- IATA: none; ICAO: EICL;

Summary
- Airport type: Private
- Serves: Edenderry, Portarlington, Rathangan, Kildare
- Elevation AMSL: 190 ft / 58 m
- Coordinates: 53°14′58″N 7°7′24″W﻿ / ﻿53.24944°N 7.12333°W
- Website: http://www.skydive.ie/
- Interactive map of Clonbullogue Airfield

Runways
| Direction | Length |  | Surface |
| ft | m |
| 09/27 | 2,526 | 770 | Grass |
- No lighting, no fuel

= Irish Parachute Club =

Parachuting and skydiving club in Ireland

The Irish Parachute Club (IPC) is an air sports club, located in Clonbullogue, County Offaly, in Ireland.

==History==

The Irish Parachute Club was founded in 1956 by former paratrooper Freddie Bond, and began operations at Weston airfield in Leixlip. In December 1959, the IPC organised emergency supply drops to the islands of Inishturk, Inishturbot and Inishark. In February 1963, the club organised emergency supply drops over the Wicklow Mountains during the severe winter of that year. The IPC trained several teams that competed internationally in 1962, 1964 and 1966, and at a number of other international events subsequently. IPC-trained skydivers participated in several world records.
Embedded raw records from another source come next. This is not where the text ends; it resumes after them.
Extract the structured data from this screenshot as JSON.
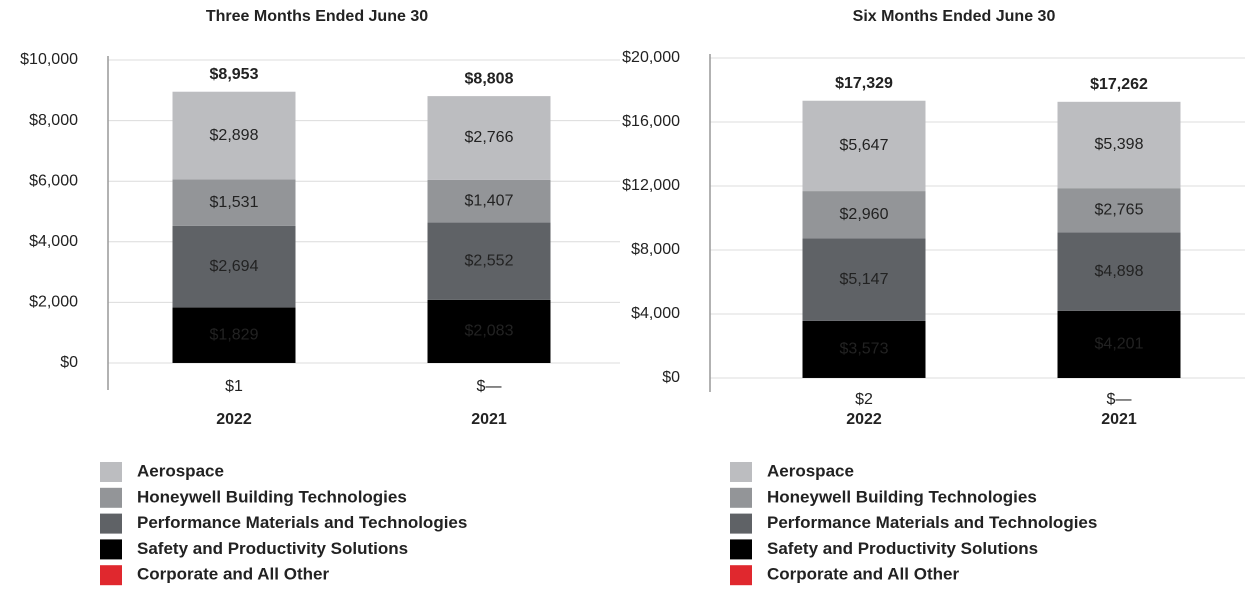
{
  "chart_data": [
    {
      "type": "bar",
      "stacked": true,
      "title": "Three Months Ended June 30",
      "categories": [
        "2022",
        "2021"
      ],
      "series": [
        {
          "name": "Aerospace",
          "color": "#bcbdc0",
          "values": [
            2898,
            2766
          ],
          "value_labels": [
            "$2,898",
            "$2,766"
          ]
        },
        {
          "name": "Honeywell Building Technologies",
          "color": "#939598",
          "values": [
            1531,
            1407
          ],
          "value_labels": [
            "$1,531",
            "$1,407"
          ]
        },
        {
          "name": "Performance Materials and Technologies",
          "color": "#5f6266",
          "values": [
            2694,
            2552
          ],
          "value_labels": [
            "$2,694",
            "$2,552"
          ]
        },
        {
          "name": "Safety and Productivity Solutions",
          "color": "#000000",
          "values": [
            1829,
            2083
          ],
          "value_labels": [
            "$1,829",
            "$2,083"
          ]
        },
        {
          "name": "Corporate and All Other",
          "color": "#e0282e",
          "values": [
            1,
            0
          ],
          "value_labels": [
            "$1",
            "$—"
          ]
        }
      ],
      "totals": {
        "values": [
          8953,
          8808
        ],
        "value_labels": [
          "$8,953",
          "$8,808"
        ]
      },
      "ylim": [
        0,
        10000
      ],
      "yticks": [
        {
          "value": 0,
          "label": "$0"
        },
        {
          "value": 2000,
          "label": "$2,000"
        },
        {
          "value": 4000,
          "label": "$4,000"
        },
        {
          "value": 6000,
          "label": "$6,000"
        },
        {
          "value": 8000,
          "label": "$8,000"
        },
        {
          "value": 10000,
          "label": "$10,000"
        }
      ],
      "grid": true
    },
    {
      "type": "bar",
      "stacked": true,
      "title": "Six Months Ended June 30",
      "categories": [
        "2022",
        "2021"
      ],
      "series": [
        {
          "name": "Aerospace",
          "color": "#bcbdc0",
          "values": [
            5647,
            5398
          ],
          "value_labels": [
            "$5,647",
            "$5,398"
          ]
        },
        {
          "name": "Honeywell Building Technologies",
          "color": "#939598",
          "values": [
            2960,
            2765
          ],
          "value_labels": [
            "$2,960",
            "$2,765"
          ]
        },
        {
          "name": "Performance Materials and Technologies",
          "color": "#5f6266",
          "values": [
            5147,
            4898
          ],
          "value_labels": [
            "$5,147",
            "$4,898"
          ]
        },
        {
          "name": "Safety and Productivity Solutions",
          "color": "#000000",
          "values": [
            3573,
            4201
          ],
          "value_labels": [
            "$3,573",
            "$4,201"
          ]
        },
        {
          "name": "Corporate and All Other",
          "color": "#e0282e",
          "values": [
            2,
            0
          ],
          "value_labels": [
            "$2",
            "$—"
          ]
        }
      ],
      "totals": {
        "values": [
          17329,
          17262
        ],
        "value_labels": [
          "$17,329",
          "$17,262"
        ]
      },
      "ylim": [
        0,
        20000
      ],
      "yticks": [
        {
          "value": 0,
          "label": "$0"
        },
        {
          "value": 4000,
          "label": "$4,000"
        },
        {
          "value": 8000,
          "label": "$8,000"
        },
        {
          "value": 12000,
          "label": "$12,000"
        },
        {
          "value": 16000,
          "label": "$16,000"
        },
        {
          "value": 20000,
          "label": "$20,000"
        }
      ],
      "grid": true
    }
  ]
}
The club operated from a number of locations before establishing a drop zone in 1974 near the R402 road, southwest of Edenderry. The first club aircraft, a Cessna 172, was purchased in the same year. In 1981, the IPC moved to Esker More near Daingean and an IPC-based team Gael Force competed internationally. In 1983, a Cessna 206 was purchased and, in 1988, the club moved to its current location at Clonbullogue Airfield, south-southwest of Edenderry. A number of Irish skydiving records have been set at this location, including a 51 person formation in July 2008.

Later developments have included the construction of hangars and other buildings and the purchase of a PAC P-750 XSTOL turbine aircraft. Averaging over twelve thousand jumps annually,the IPC operates on weekends, bank holidays, and on some weekdays in summer. The club offers tandem skydiving, Accelerated Free Fall (AFF), and static line parachuting training programmes.

==Airfield==
Clonbullogue Airfield has one grass strip runway running east-west which is 770 m long and 18 m wide.